Domestic and Sexual Abuse Strategy

Meeting: 07/11/2018 - Health & Wellbeing Board and ICB Sub-Committee (Committees in Common) (Item 28)

28 Ending Violence Against Women and Girls Strategy 2018-2022 pdf icon PDF 87 KB

Additional documents:

Minutes:

Following approval to the content of the above Strategy by the Corporate Strategy Group and in the light of a consultation with the Community Safety Partnership the Board received a report and presentation from the Domestic Abuse Commissioner.  The Strategy has been developed through a number of stakeholder workshops, survivor engagement and testimony and supported by the Council’s Delivery Unit who undertook a priority review specific to domestic abuse.

 

The Borough is regarded as the “worst” in London for domestic violence, a message regularly borne out in statistics, but a headline narrative that also raises concerns for victims and may dissuade them from reporting abuse. The strategy highlights four priorities namely:

 

·  Support Survivors

·  Educate and Communicate

·  Challenge Abusive Behaviours

·  Include Lived Experience

 

The strategy promotes a gender informed approach to improve outcomes for all people including those who identify outside of the gender binary, underpinned by trauma informed ways of working.

 

If this strategy is to succeed it is vital to address what is seen as fragmentation in dealing with domestic violence amongst the various agencies, namely the Council, the Police and Health including GP’s.
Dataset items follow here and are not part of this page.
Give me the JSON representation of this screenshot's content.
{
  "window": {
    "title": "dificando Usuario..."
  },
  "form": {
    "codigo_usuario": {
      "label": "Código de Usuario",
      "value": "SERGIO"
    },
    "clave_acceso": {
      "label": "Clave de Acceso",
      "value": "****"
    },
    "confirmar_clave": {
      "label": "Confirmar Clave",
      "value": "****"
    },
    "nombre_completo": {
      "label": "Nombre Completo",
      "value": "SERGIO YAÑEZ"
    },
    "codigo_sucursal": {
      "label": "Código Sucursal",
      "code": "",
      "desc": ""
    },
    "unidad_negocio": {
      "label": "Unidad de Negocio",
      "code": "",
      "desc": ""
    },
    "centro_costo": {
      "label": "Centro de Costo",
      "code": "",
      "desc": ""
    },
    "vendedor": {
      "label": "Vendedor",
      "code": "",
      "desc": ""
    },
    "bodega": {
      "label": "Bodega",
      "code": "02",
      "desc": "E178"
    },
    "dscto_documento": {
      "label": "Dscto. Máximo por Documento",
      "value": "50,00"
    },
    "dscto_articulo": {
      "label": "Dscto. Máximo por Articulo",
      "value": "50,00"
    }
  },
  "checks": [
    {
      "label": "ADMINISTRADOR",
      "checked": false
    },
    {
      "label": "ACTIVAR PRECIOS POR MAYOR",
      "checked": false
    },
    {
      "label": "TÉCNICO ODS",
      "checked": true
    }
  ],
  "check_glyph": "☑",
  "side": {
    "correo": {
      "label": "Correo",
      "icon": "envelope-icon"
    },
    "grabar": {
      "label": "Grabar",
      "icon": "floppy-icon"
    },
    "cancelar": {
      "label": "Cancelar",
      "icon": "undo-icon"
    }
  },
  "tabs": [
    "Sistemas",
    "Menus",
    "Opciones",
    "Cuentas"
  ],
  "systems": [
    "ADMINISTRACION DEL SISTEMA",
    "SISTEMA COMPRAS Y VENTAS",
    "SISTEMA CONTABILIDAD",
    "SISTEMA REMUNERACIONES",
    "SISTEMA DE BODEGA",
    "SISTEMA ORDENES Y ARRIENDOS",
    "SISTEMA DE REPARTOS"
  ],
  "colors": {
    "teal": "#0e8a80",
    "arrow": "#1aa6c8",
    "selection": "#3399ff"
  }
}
Furthermore, one of the major factors compounding the issue concerns isolation and therefore how this is tackled in the community will be important. In this respect it was suggested that the Board reach out to the faith sector to help deal with the complexities of the associated cultural issues. 

 

The Commissioning Director, Adults’ Care and Support, indicated in his introduction that the work had run in parallel with the development of the Health & Wellbeing Strategy, and its focus on resilience, and that this  highlighted the extent to which domestic violence, and violence against women and girls were fundamental to the challenges faced by many people in the Borough. Therefore, the strategy was not presented for adoption in the conventional way by all partner agencies, but instead what was sought was an indicative approval, a commitment to implementing it, and then to receive a further draft with a strong commissioning plan which could have the greater impact that was sought.    

 

The Chair confirmed that she will be making a public statement at the forthcoming White Ribbon event calling for a programme of positive action to end domestic violence. 

 

Accordingly, the Board resolved to recommend:

 

(i)  that implementation of the Ending Violence Against Women and Girls Strategy 2018 – 2022, as set out at Appendix A to the report begins, and pending the refinements that will follow from the agreement of the more ambitious Health & Wellbeing Strategy; and

 

(ii)  that partner organisations also take the steps necessary to ensure that they are implementing the strategy and supporting the development of the Commissioning Plan through their individual organisational arrangements.